Game trips over its two left feet?
There was a time when Konami was the Tony Manero of all dance games. Their Dance Dance Revolution kept ramping up the ante of what a videogame could be. It could be argued that Konami's use of the dance pad as an alternate controller set the stage for Nintendo's Wii and Microsoft's Kinect. But it wasn't Konami's dance game that was a launch title for Kinect, that honor went to Harmonix (creators of Rock Band) with Dance Central. Now, in the first wave of Kinect games since launch, Konami's Dance Masters seeks to regain the dance floor crown.
The launch titles that Microsoft promoted for Kinect were generally of extremely high quality, perhaps none more so than Dance Central. Even though it used a slightly nonstandard interface, even by Kinect standards, it was intuitive, great fun to play, and remarkably adept at seeing what you were doing on the dance floor and scoring you appropriately. Perhaps the most amazing thing about Dance Central is the way it teaches you to learn complex dances one step at a time, without being pedantic.
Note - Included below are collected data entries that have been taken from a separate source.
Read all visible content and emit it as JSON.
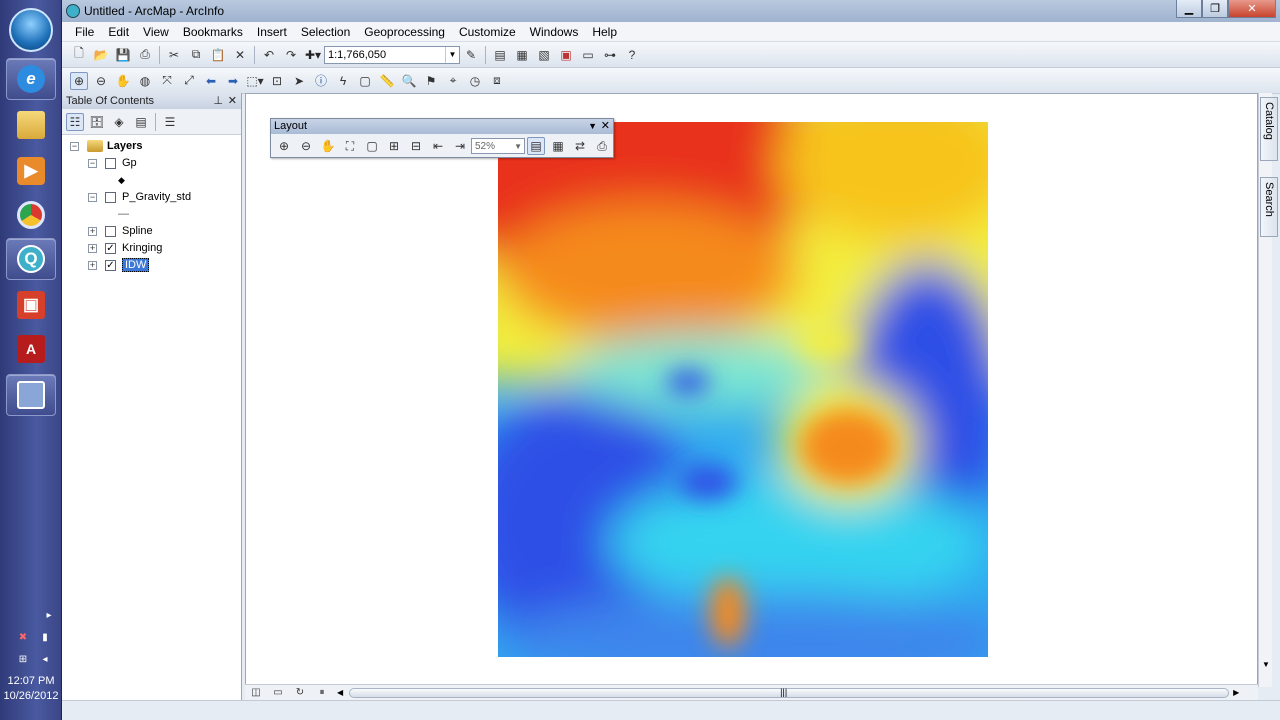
{
  "window": {
    "title": "Untitled - ArcMap - ArcInfo"
  },
  "menus": [
    "File",
    "Edit",
    "View",
    "Bookmarks",
    "Insert",
    "Selection",
    "Geoprocessing",
    "Customize",
    "Windows",
    "Help"
  ],
  "toolbar": {
    "scale": "1:1,766,050"
  },
  "toc": {
    "title": "Table Of Contents",
    "root": "Layers",
    "layers": [
      {
        "name": "Gp",
        "checked": false,
        "expanded": true,
        "legend": "◆"
      },
      {
        "name": "P_Gravity_std",
        "checked": false,
        "expanded": true,
        "legend": "—"
      },
      {
        "name": "Spline",
        "checked": false,
        "expanded": false
      },
      {
        "name": "Kringing",
        "checked": true,
        "expanded": false
      },
      {
        "name": "IDW",
        "checked": true,
        "expanded": false,
        "selected": true
      }
    ]
  },
  "layout_toolbar": {
    "title": "Layout",
    "zoom": "52%"
  },
  "side_tabs": [
    "Catalog",
    "Search"
  ],
  "taskbar": {
    "time": "12:07 PM",
    "date": "10/26/2012"
  },
  "colors": {
    "red": "#e8321e",
    "orange": "#f58a1e",
    "yellow": "#f3ef3c",
    "cyan": "#35d3f0",
    "blue": "#2f50e6"
  }
}
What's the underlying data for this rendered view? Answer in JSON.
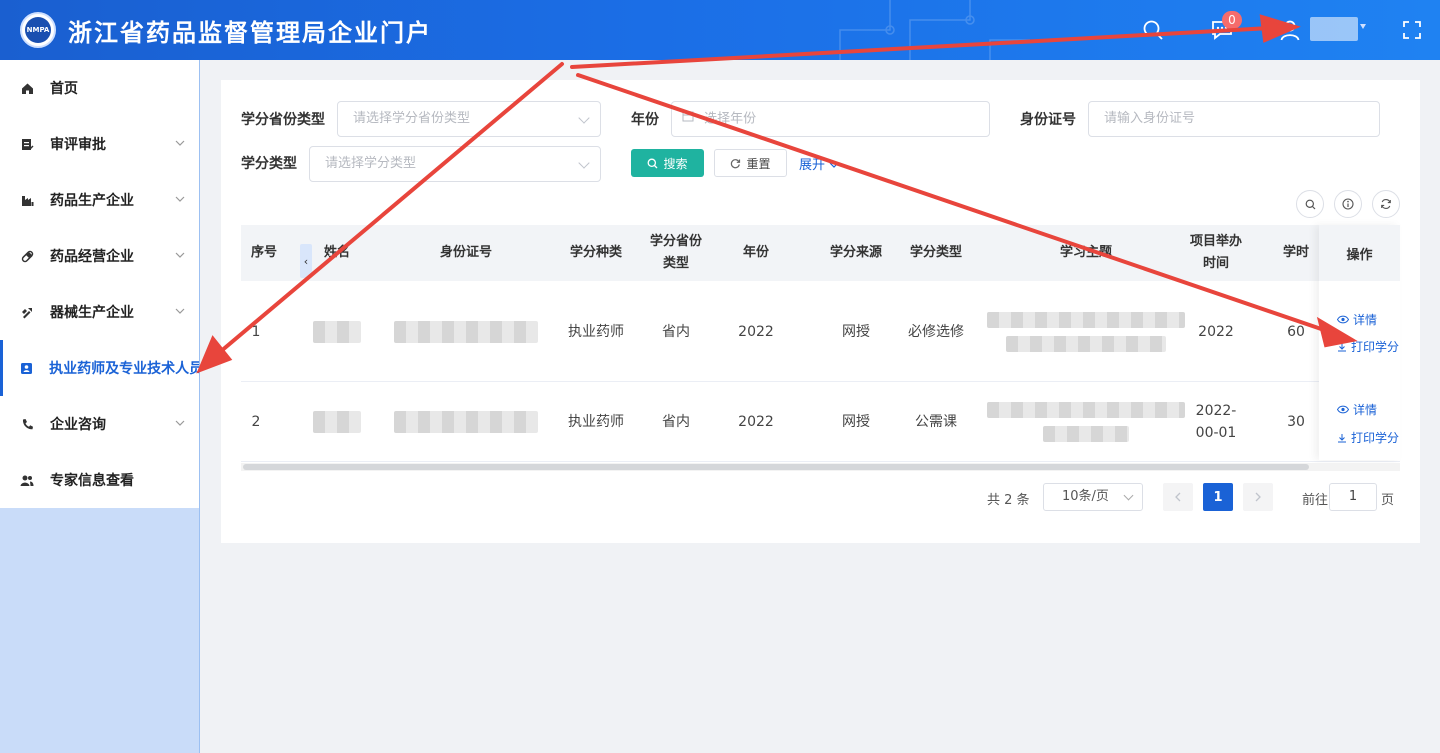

From the first moment of this groundbreaking game you sense the level of polish in every detail.
Despite its Dance Dance Revolution lineage, Dance Masters gets almost all the details wrong. The interface, for instance, is the first one for Kinect that really didn't work effortlessly when we tried it. The written instructions for how to select an item did not match the action that we ultimately found worked. We were told to raise our hand to chest level, but that only would cause the selector to jerk about. Only when we raised our hands over our head was the selection accepted. It is essential in a controllerless game that the kinetic commands be unobtrusive and consistent, otherwise the game simply becomes too frustrating to play.
Dance Masters assumes that you will be able to pick up the dance moves just by watching and remembering what comes next. Our testers found the lack of instruction made the game overly difficult. There weren't enough cues given as to what was expected. Rock Band, proved that music titles make great party games, but there is a trick: you have to have a "no fail mode" that keeps the party going even if the players aren't very good at what's going on. For whatever reason, Dance Masters doesn't have a mode that keeps you in the action. If you fail, or your partner fails, you both lose.
Though the game is rated "E10+" I'd suggest it as a "T" rated teen title (exactly what Dance Central was rated, by the way). The rigor of the game will make it frustrating for most tweens.